You’ve arrived in Whitby, a seaside town similar to St Andrews, only just that little bit tackier. Take a few deep breaths and prepare yourself to embrace the seaside garishness in all its Gothic glory. An ideal start to your visit is a walk along Pier Road, which runs alongside Whitby’s harbour and boasts a multitude of good old-fashioned gambling fun. An Elvis-themed two-penny arcade game might appeal to you, but do consider it carefully, because winning big inevitably leads to losing big, and before you know it, five hundred two-pence pieces have been swallowed into the novelty keyring-strewn belly of Whitby’s amusement industry.
After some potentially startling losses, you might wonder how you can dine out on a budget. Never fear! The sweet shops are nearby for a reason, so why not dine out on a few sticks of Whitby rock – there is a wonderful and economic variety, but sadly overlooked by both Graham Greene and George Formby. Alternatively, you could convince yourself that fishing tackle is a wise investment and sit patiently on the edge of the West Pier.
Since yesterday you clearly made some poorly-judged decisions, the only real option you have this morning is to pay a visit to Whitby’s resident fortune teller, Lee Ester Alita Lee. In case you didn’t see the sign, she’s a True Born Romany, so she must be good!

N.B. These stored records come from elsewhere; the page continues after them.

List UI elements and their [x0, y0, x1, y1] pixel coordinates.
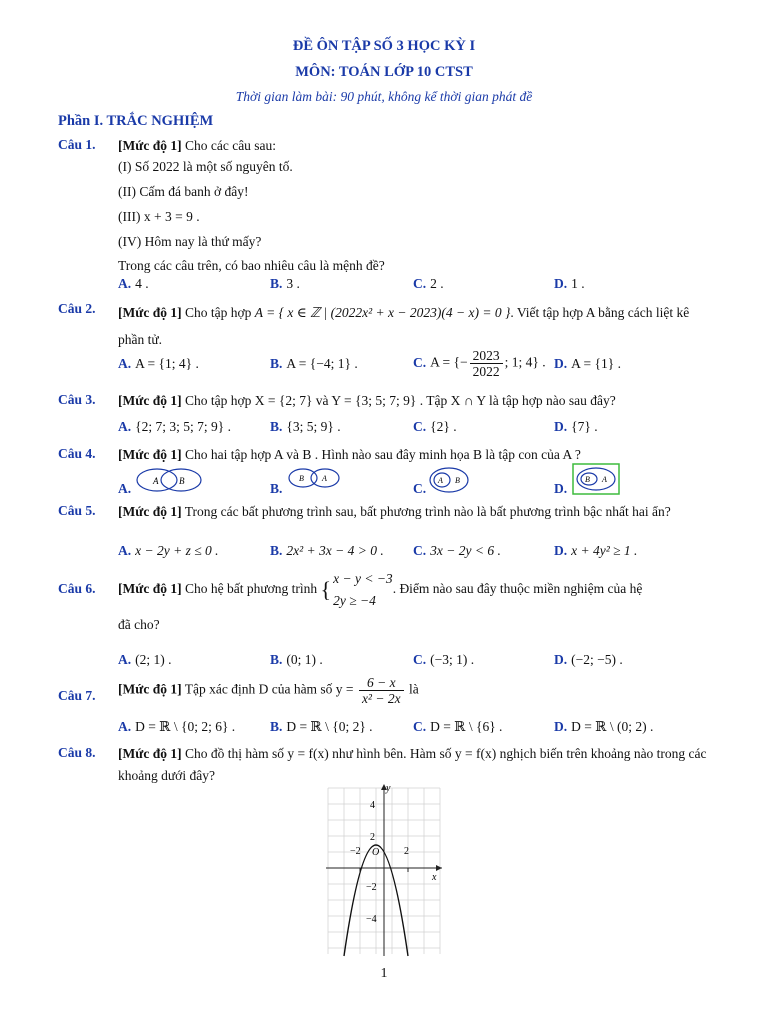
- question-number: Câu 4.: [58, 446, 96, 461]
- option-c[interactable]: C. D = ℝ \ {6} .: [413, 719, 503, 734]
- option-c[interactable]: C. {2} .: [413, 419, 457, 434]
- inequality-system: x − y < −3 2y ≥ −4: [333, 571, 393, 608]
- option-b[interactable]: B. 3 .: [270, 276, 300, 291]
- option-c[interactable]: C. (−3; 1) .: [413, 652, 475, 667]
- svg-text:B: B: [299, 474, 304, 483]
- statement-item: (IV) Hôm nay là thứ mấy?: [118, 234, 262, 249]
- venn-diagram-a: [133, 466, 205, 496]
- question-number: Câu 7.: [58, 688, 96, 703]
- option-d[interactable]: D. A = {1} .: [554, 356, 621, 371]
- question-text: Cho tập hợp: [184, 305, 252, 320]
- option-b[interactable]: B. D = ℝ \ {0; 2} .: [270, 719, 373, 734]
- svg-text:−4: −4: [366, 914, 377, 925]
- svg-text:B: B: [455, 476, 460, 485]
- question-number: Câu 6.: [58, 581, 96, 596]
- question-number: Câu 3.: [58, 392, 96, 407]
- statement-item: (II) Cấm đá banh ở đây!: [118, 184, 249, 199]
- option-c[interactable]: C. A = {− $\frac{2023}{2022}$ ; 1; 4} .: [413, 348, 546, 379]
- level-tag: [Mức độ 1]: [118, 504, 182, 519]
- option-a[interactable]: A. (2; 1) .: [118, 652, 172, 667]
- option-b[interactable]: B. (0; 1) .: [270, 652, 323, 667]
- fraction-expression: $\frac{6 - x}{\text{x² − 2x}}$: [359, 675, 404, 706]
- question-text: Cho các câu sau:: [184, 138, 277, 153]
- svg-text:A: A: [602, 475, 607, 484]
- option-c[interactable]: C. 2 .: [413, 276, 444, 291]
- svg-text:y: y: [386, 783, 391, 794]
- option-a[interactable]: A. {2; 7; 3; 5; 7; 9} .: [118, 419, 231, 434]
- question-text: đã cho?: [118, 617, 160, 632]
- svg-text:A: A: [153, 476, 159, 486]
- level-tag: [Mức độ 1]: [118, 447, 182, 462]
- question-number: Câu 1.: [58, 137, 96, 152]
- set-expression: A = { x ∈ ℤ | (2022x² + x − 2023)(4 − x) = 0 }: [254, 305, 511, 320]
- option-d[interactable]: D. (−2; −5) .: [554, 652, 623, 667]
- option-a[interactable]: A. A = {1; 4} .: [118, 356, 199, 371]
- statement-item: (III) x + 3 = 9 .: [118, 209, 200, 224]
- page-number: 1: [380, 966, 388, 981]
- question-text: Tập xác định D của hàm số y =: [184, 681, 354, 697]
- option-b[interactable]: B.: [270, 481, 283, 496]
- question-prompt: Trong các câu trên, có bao nhiêu câu là mệnh đề?: [118, 258, 385, 273]
- question-text: . Viết tập hợp A bằng cách liệt kê phần tử.: [118, 305, 690, 347]
- option-c[interactable]: C.: [413, 481, 427, 496]
- option-a[interactable]: A.: [118, 481, 132, 496]
- doc-time: Thời gian làm bài: 90 phút, không kể thời gian phát đề: [235, 89, 533, 104]
- venn-diagram-d: [572, 463, 620, 495]
- question-text: Trong các bất phương trình sau, bất phương trình nào là bất phương trình bậc nhất hai ẩn?: [184, 504, 671, 519]
- svg-text:A: A: [322, 474, 327, 483]
- option-d[interactable]: D. {7} .: [554, 419, 598, 434]
- level-tag: [Mức độ 1]: [118, 746, 182, 761]
- option-d[interactable]: D. 1 .: [554, 276, 585, 291]
- svg-text:−2: −2: [350, 846, 361, 857]
- option-c[interactable]: C. 3x − 2y < 6 .: [413, 543, 501, 558]
- question-text: Cho hai tập hợp A và B . Hình nào sau đây minh họa B là tập con của A ?: [184, 447, 581, 462]
- svg-text:B: B: [585, 475, 590, 484]
- option-a[interactable]: A. x − 2y + z ≤ 0 .: [118, 543, 219, 558]
- svg-text:2: 2: [404, 846, 409, 857]
- svg-text:A: A: [438, 476, 443, 485]
- svg-text:x: x: [432, 872, 437, 883]
- option-b[interactable]: B. A = {−4; 1} .: [270, 356, 358, 371]
- question-number: Câu 2.: [58, 301, 96, 316]
- level-tag: [Mức độ 1]: [118, 581, 182, 597]
- section-title: Phần I. TRẮC NGHIỆM: [58, 113, 214, 129]
- doc-subject: MÔN: TOÁN LỚP 10 CTST: [295, 64, 473, 80]
- question-text: Cho hệ bất phương trình: [184, 581, 318, 597]
- svg-text:−2: −2: [366, 882, 377, 893]
- option-a[interactable]: A. 4 .: [118, 276, 149, 291]
- function-graph: [322, 782, 446, 958]
- level-tag: [Mức độ 1]: [118, 393, 182, 408]
- option-b[interactable]: B. {3; 5; 9} .: [270, 419, 341, 434]
- option-d[interactable]: D. D = ℝ \ (0; 2) .: [554, 719, 654, 734]
- question-text: . Điểm nào sau đây thuộc miền nghiệm của hệ: [392, 581, 643, 597]
- option-a[interactable]: A. D = ℝ \ {0; 2; 6} .: [118, 719, 236, 734]
- venn-diagram-c: [428, 466, 470, 496]
- svg-text:O: O: [372, 847, 380, 858]
- question-text: Cho tập hợp X = {2; 7} và Y = {3; 5; 7; 9} . Tập X ∩ Y là tập hợp nào sau đây?: [184, 393, 616, 408]
- question-number: Câu 5.: [58, 503, 96, 518]
- venn-diagram-b: [285, 466, 345, 496]
- option-b[interactable]: B. 2x² + 3x − 4 > 0 .: [270, 543, 384, 558]
- svg-text:2: 2: [370, 832, 375, 843]
- svg-text:4: 4: [370, 800, 375, 811]
- level-tag: [Mức độ 1]: [118, 305, 182, 320]
- statement-item: (I) Số 2022 là một số nguyên tố.: [118, 159, 293, 174]
- option-d[interactable]: D. x + 4y² ≥ 1 .: [554, 543, 638, 558]
- question-text: Cho đồ thị hàm số y = f(x) như hình bên. Hàm số y = f(x) nghịch biến trên khoảng nào trong các khoảng dưới đây?: [118, 746, 707, 783]
- level-tag: [Mức độ 1]: [118, 138, 182, 153]
- question-number: Câu 8.: [58, 745, 96, 760]
- option-d[interactable]: D.: [554, 481, 568, 496]
- doc-title: ĐỀ ÔN TẬP SỐ 3 HỌC KỲ I: [292, 38, 476, 54]
- level-tag: [Mức độ 1]: [118, 681, 182, 697]
- svg-text:B: B: [179, 476, 185, 486]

Having spent good money on a stranger’s reassurances, you should stride past the various fish and chip kiosks lining the harbour, and join the queue for lunch at the Magpie Café. If nothing else, it will serve as legitimate defence for your trip to Whitby when you’re interrogated by your baffled uni chums. If you judge your friends worthy of a Whitby souvenir, make Justin’s Confectionary Shop your next stop, where you can buy Dracula fudge – as Whitby served as inspiration for Bram Stoker’s novel.
By now if you are hankering for a taste of the authentic Whitby, head to The Fleece pub on Church Street, where you can peruse a copy of the Whitby Gazette or challenge a gravelly-voiced, grisly-bearded local to a game of pool. You never know, if you bet on it and win, you might end up with enough two-pence pieces to revisit the amusement arcades.